The characteristic polynomial of \(A\) is obtained by: \[ \det \begin{pmatrix} 1-\lambda & -1 & 1 \\ -1 & 1-\lambda & -1 \\ 1 & -1 & 1-\lambda \end{pmatrix} = (1-\lambda)^3 - 3(1-\lambda) = 0 \]
This simplifies to: \[ (1-\lambda)^3 - 3(1-\lambda) = (1-\lambda)(\lambda^2 - 2\lambda - 2) = 0 \]
This equation gives us the eigenvalues directly: \[ \lambda_1 = 1, \quad \lambda_2 = 1 + \sqrt{3}, \quad \lambda_3 = 1 - \sqrt{3} \]
To find the eigenvectors for each \(\lambda_i\), we solve \((A - \lambda_i I)x = 0\).
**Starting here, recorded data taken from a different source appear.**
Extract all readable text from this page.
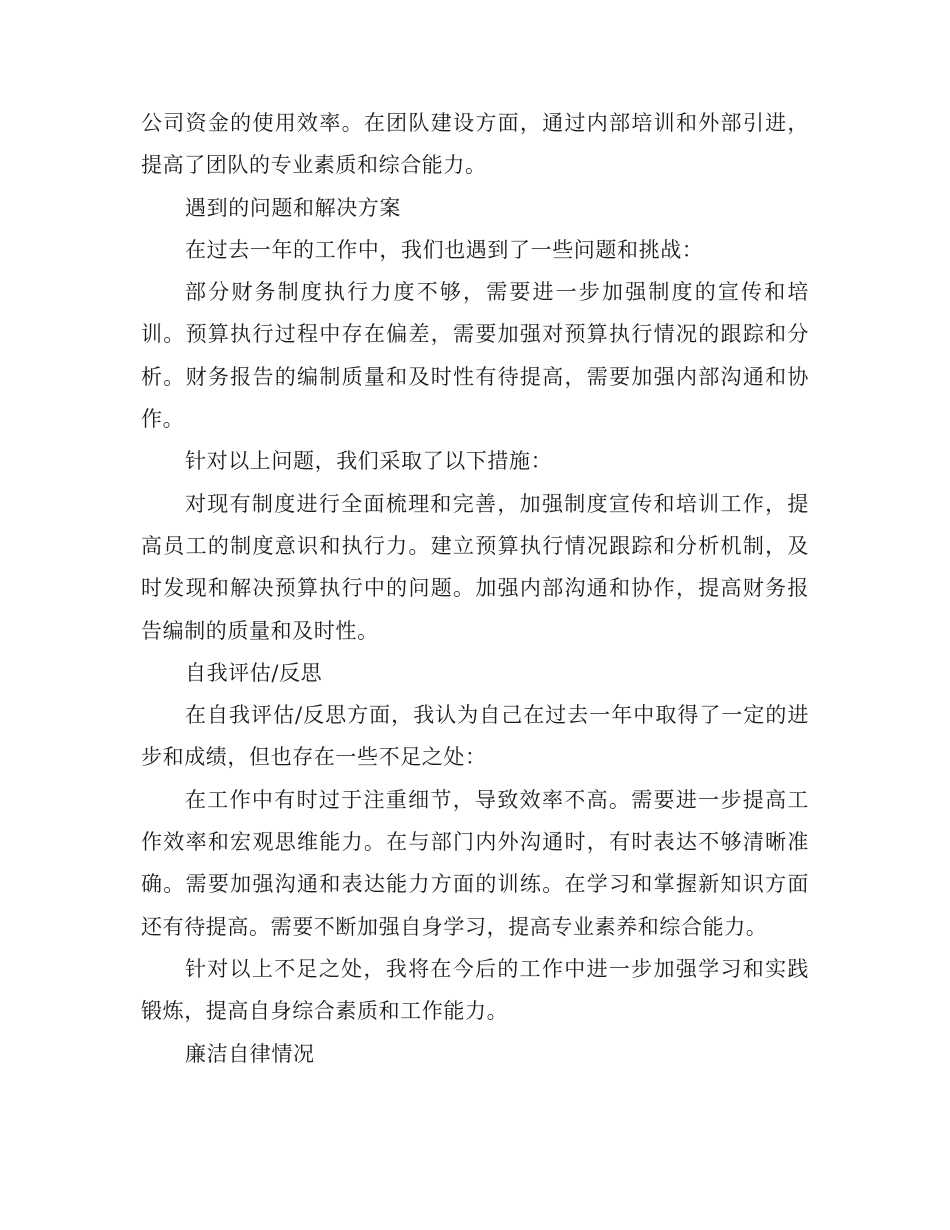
公司资金的使用效率。在团队建设方面，通过内部培训和外部引进，提高了团队的专业素质和综合能力。

遇到的问题和解决方案

在过去一年的工作中，我们也遇到了一些问题和挑战：

部分财务制度执行力度不够，需要进一步加强制度的宣传和培训。预算执行过程中存在偏差，需要加强对预算执行情况的跟踪和分析。财务报告的编制质量和及时性有待提高，需要加强内部沟通和协作。

针对以上问题，我们采取了以下措施：

对现有制度进行全面梳理和完善，加强制度宣传和培训工作，提高员工的制度意识和执行力。建立预算执行情况跟踪和分析机制，及时发现和解决预算执行中的问题。加强内部沟通和协作，提高财务报告编制的质量和及时性。

自我评估/反思

在自我评估/反思方面，我认为自己在过去一年中取得了一定的进步和成绩，但也存在一些不足之处：

在工作中有时过于注重细节，导致效率不高。需要进一步提高工作效率和宏观思维能力。在与部门内外沟通时，有时表达不够清晰准确。需要加强沟通和表达能力方面的训练。在学习和掌握新知识方面还有待提高。需要不断加强自身学习，提高专业素养和综合能力。

针对以上不足之处，我将在今后的工作中进一步加强学习和实践锻炼，提高自身综合素质和工作能力。

廉洁自律情况
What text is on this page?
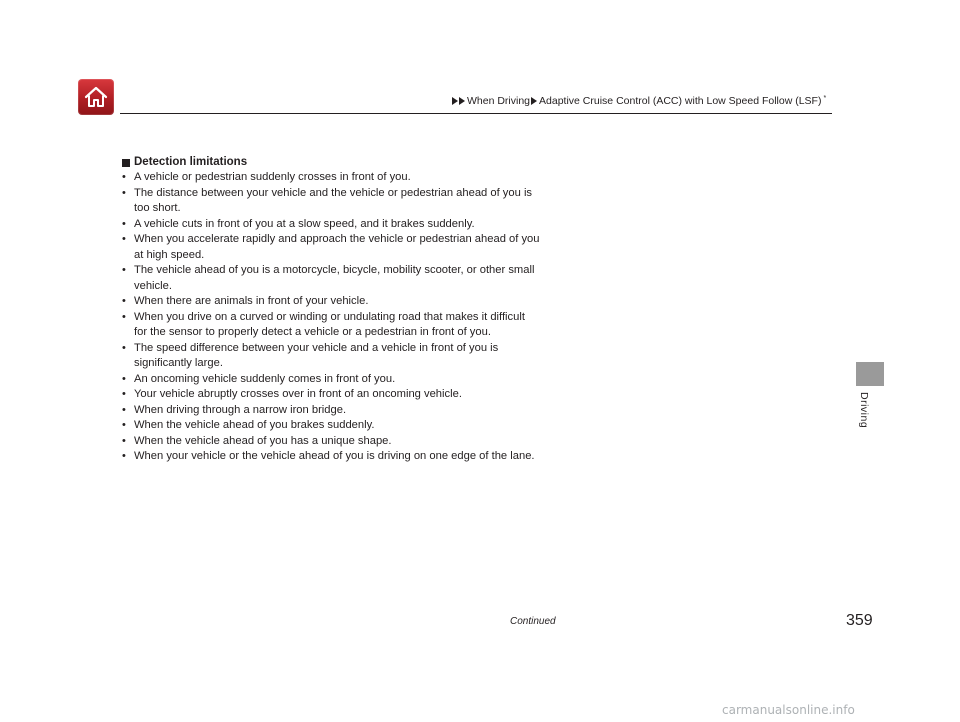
When Driving Adaptive Cruise Control (ACC) with Low Speed Follow (LSF) *
Detection limitations
• A vehicle or pedestrian suddenly crosses in front of you.
• The distance between your vehicle and the vehicle or pedestrian ahead of you is
too short.
• A vehicle cuts in front of you at a slow speed, and it brakes suddenly.
• When you accelerate rapidly and approach the vehicle or pedestrian ahead of you
at high speed.
• The vehicle ahead of you is a motorcycle, bicycle, mobility scooter, or other small
vehicle.
• When there are animals in front of your vehicle.
• When you drive on a curved or winding or undulating road that makes it difficult
for the sensor to properly detect a vehicle or a pedestrian in front of you.
• The speed difference between your vehicle and a vehicle in front of you is
significantly large.
• An oncoming vehicle suddenly comes in front of you.
• Your vehicle abruptly crosses over in front of an oncoming vehicle.
• When driving through a narrow iron bridge.
• When the vehicle ahead of you brakes suddenly.
• When the vehicle ahead of you has a unique shape.
• When your vehicle or the vehicle ahead of you is driving on one edge of the lane.
Driving
Continued	359
carmanualsonline.info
For \(\lambda_1 = 1\): \[ (A - I)x = \begin{pmatrix} 0 & -1 & 1 \\ -1 & 0 & -1 \\ 1 & -1 & 0 \end{pmatrix}x = 0 \]
The solutions to this system are the eigenvectors, and the eigenspace for each \(\lambda_i\) is the span of these eigenvectors. For \(\lambda_1 = 1\), the eigenvectors correspond to any scalar multiples of: \[ \mathbf{v}_1 = \begin{pmatrix} 1 \\ 0 \\ 1 \end{pmatrix} \]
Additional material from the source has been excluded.